Le CEO de Micron lance un appel : la demande dépasse la capacité de 50 %, mais l’action ne veut pas monter

Résultats qui explosent : le chiffre d’affaires T3 atteint 41,46 milliards de dollars, en hausse de 346 % en glissement annuel ; la marge brute est à 85 %, contre seulement 38 % il y a un an.

Les produits cartonnent : toute la capacité de production de HBM4 est déjà vendue pour 2026 ; la plateforme Vera Rubin d’NVIDIA l’a même explicitement désignée.

Le patron est insolent : les clients des centres de données demandent plus de volumes que ce que je peux fournir, de 50 % en plus ; la pénurie est à un niveau tout simplement absurde.

Contrats verrouillés en avance : un accord d’approvisionnement de long terme de 22 milliards de dollars a déjà été signé.

Avec ces fondamentaux, l’action devrait décoller, non ?

Et pourtant, Micron a passé le dernier mois sur un manège : baisse de 7 % en une journée le 18/8, puis -6 % le 24/8 ; aujourd’hui, le cours reste encore inférieur de 30 % au plus haut de juin.

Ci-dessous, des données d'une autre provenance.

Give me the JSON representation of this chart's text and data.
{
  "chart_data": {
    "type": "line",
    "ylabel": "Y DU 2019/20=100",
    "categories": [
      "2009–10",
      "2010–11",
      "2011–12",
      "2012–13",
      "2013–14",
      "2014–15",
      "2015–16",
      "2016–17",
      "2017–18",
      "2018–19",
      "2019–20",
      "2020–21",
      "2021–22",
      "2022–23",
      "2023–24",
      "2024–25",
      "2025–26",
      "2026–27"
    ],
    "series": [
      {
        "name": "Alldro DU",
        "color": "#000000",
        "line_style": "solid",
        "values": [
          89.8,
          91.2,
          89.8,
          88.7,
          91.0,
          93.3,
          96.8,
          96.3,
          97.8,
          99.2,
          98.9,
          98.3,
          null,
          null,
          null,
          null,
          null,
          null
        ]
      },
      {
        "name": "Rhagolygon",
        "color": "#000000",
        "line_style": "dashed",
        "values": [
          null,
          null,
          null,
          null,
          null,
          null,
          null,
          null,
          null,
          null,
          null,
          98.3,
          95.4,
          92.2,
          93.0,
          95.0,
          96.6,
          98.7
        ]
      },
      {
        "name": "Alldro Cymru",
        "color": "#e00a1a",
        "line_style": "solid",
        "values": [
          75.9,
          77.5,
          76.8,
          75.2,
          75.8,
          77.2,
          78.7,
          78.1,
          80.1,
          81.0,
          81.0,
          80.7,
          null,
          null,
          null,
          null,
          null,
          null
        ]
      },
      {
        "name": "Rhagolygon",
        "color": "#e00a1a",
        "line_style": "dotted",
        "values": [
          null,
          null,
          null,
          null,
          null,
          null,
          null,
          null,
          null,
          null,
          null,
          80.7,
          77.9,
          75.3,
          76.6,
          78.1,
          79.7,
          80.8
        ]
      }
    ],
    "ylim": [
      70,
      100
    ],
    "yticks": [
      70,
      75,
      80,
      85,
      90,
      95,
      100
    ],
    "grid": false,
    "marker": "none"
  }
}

La raison est tout aussi surréaliste : un rapport de la Wall Street titré « Dépenses hors bilan de 3 000 milliards de dollars pour les géants de l’IA » suffit à faire plonger tout le secteur de la mémoire jusqu’à un marché baissier technique.

La fracture est aussi dans l’attitude des grands acteurs.

Cathie Wood a déclaré publiquement : je ne touche pas aux actions HBM ; la règle historique veut qu’en cas de resserrement de l’offre, les clients modifient leurs conceptions pour éviter les composants chers.

Les gros actionnaires courent aussi : le CEO a vendu 40 000 actions en juillet ; en trois mois, les initiés ont encaissé 168 millions de dollars.

Côté valorisation, les modèles des institutions disent que le cours est actuellement surévalué de 60 % par rapport à la juste valeur.
D’un côté, les meilleures performances de l’histoire ; de l’autre, les capitaux votent avec leurs pieds.